A ilusão da carteira de renda perfeita

há 1 dia 4

Você montaria seu guarda-roupa apenas com peças que têm bolsos grandes, ignorando o conforto, o tecido ou se combinam com o clima de sua cidade? Parece um critério estranho, mas é exatamente isso que muitos fazem ao montar sua carteira de investimentos: focam apenas o que "entrega renda" hoje ou o passado recente, sem pensar no conjunto, na durabilidade ou na proteção contra os imprevistos do amanhã.

Essa lógica aparece com frequência nas perguntas que recebo: "Michael, monta pra mim uma carteira de renda?". O pedido é legítimo, mas quase sempre vem acompanhado de dois erros clássicos.

O primeiro é confundir geração de renda com bom resultado. Muitos acreditam que um ativo que paga bons dividendos automaticamente é um bom investimento. Mas o que realmente importa é o retorno total —a soma dos dividendos com a valorização do ativo. É como escolher um restaurante só porque serve rápido, ignorando o sabor da comida, a higiene e, principalmente, o valor da conta no final.

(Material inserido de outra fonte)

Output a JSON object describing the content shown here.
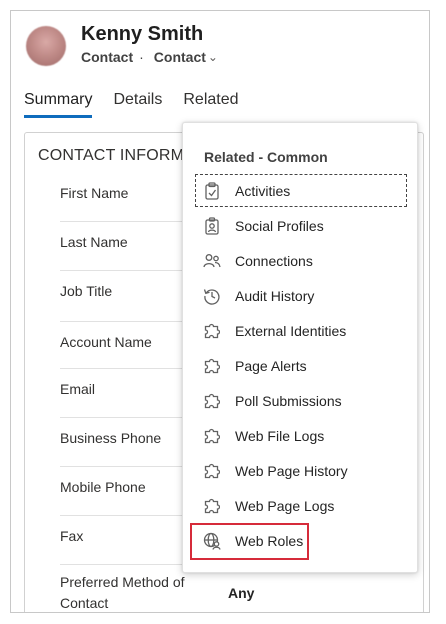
{
  "record": {
    "name": "Kenny Smith",
    "entity": "Contact",
    "form": "Contact"
  },
  "tabs": [
    "Summary",
    "Details",
    "Related"
  ],
  "section": {
    "title": "CONTACT INFORMATION"
  },
  "fields": [
    {
      "label": "First Name"
    },
    {
      "label": "Last Name"
    },
    {
      "label": "Job Title"
    },
    {
      "label": "Account Name"
    },
    {
      "label": "Email"
    },
    {
      "label": "Business Phone"
    },
    {
      "label": "Mobile Phone"
    },
    {
      "label": "Fax"
    },
    {
      "label": "Preferred Method of Contact",
      "value": "Any"
    }
  ],
  "related_menu": {
    "header": "Related - Common",
    "items": [
      {
        "label": "Activities",
        "icon": "clipboard-icon"
      },
      {
        "label": "Social Profiles",
        "icon": "profile-badge-icon"
      },
      {
        "label": "Connections",
        "icon": "people-icon"
      },
      {
        "label": "Audit History",
        "icon": "history-icon"
      },
      {
        "label": "External Identities",
        "icon": "puzzle-icon"
      },
      {
        "label": "Page Alerts",
        "icon": "puzzle-icon"
      },
      {
        "label": "Poll Submissions",
        "icon": "puzzle-icon"
      },
      {
        "label": "Web File Logs",
        "icon": "puzzle-icon"
      },
      {
        "label": "Web Page History",
        "icon": "puzzle-icon"
      },
      {
        "label": "Web Page Logs",
        "icon": "puzzle-icon"
      },
      {
        "label": "Web Roles",
        "icon": "globe-person-icon"
      }
    ]
  },
  "colors": {
    "accent": "#0f6cbd",
    "highlight": "#d62b3a"
  }
}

Vamos ilustrar com números. Se você tivesse que escolher entre dois investimentos ao longo dos últimos 15 anos, qual preferiria: um que deu retorno de 9,6% ao ano com uma oscilação de 21% ao ano ou outro que rendeu 11% ao ano com volatilidade de apenas 3% ao ano?

O primeiro é o índice de dividendos da B3, que inclui as empresas mais conhecidas por pagar dividendos. Lembrar que o retorno do índice considera tanto o ganho de dividendos quanto a valorização. O segundo é o índice de títulos públicos atrelados à inflação. Ambos envolvem títulos com fluxos recorrentes, mas a diferença de risco e estabilidade é gritante.

Alguns podem rebater: "Mas o índice de dividendos inclui empresas que não são boas!". De fato. Mas só sabemos disso agora. E este é o ponto: escolher ações olhando pelo retrovisor é um risco que muitos ignoram. O desafio está justamente em antecipar o desempenho futuro. Nesse processo, o viés da autoatribuição costuma atrapalhar. Investidores tendem a valorizar o acerto e esquecer os erros. Lembram-se da ação que rendeu bem, mas não consideram os papéis que ficaram anos empacados no prejuízo.

Outro erro comum é imaginar que existe uma "carteira de renda vitalícia". Como se houvesse uma seleção imune ao tempo, às mudanças tecnológicas, políticas e econômicas. A realidade é que o mercado se transforma constantemente, mesmo nas empresas de dividendos. Empresas perdem competitividade, setores inteiros deixam de ser atrativos, e aquilo que funcionava ontem pode se tornar obsoleto amanhã.

Uma boa carteira não é uma estrutura fixa —é um organismo vivo, que exige revisão, adaptação e estratégia. Mais do que uma carteira que gere renda imediata, o ideal é construir um portfólio que atenda às suas necessidades ao longo do tempo, preserve o poder de compra e respeite seu planejamento financeiro. Isso pode incluir ativos que pagam dividendos, sim, mas também títulos e fundos de inflação e produtos de renda fixa com estratégia de preservação e com resultado previsível de curto prazo para trazer estabilidade.

A obsessão pela renda fácil pode custar caro. Afinal, quem foca apenas o que entra hoje corre o risco de comprometer tudo o que deveria vir amanhã.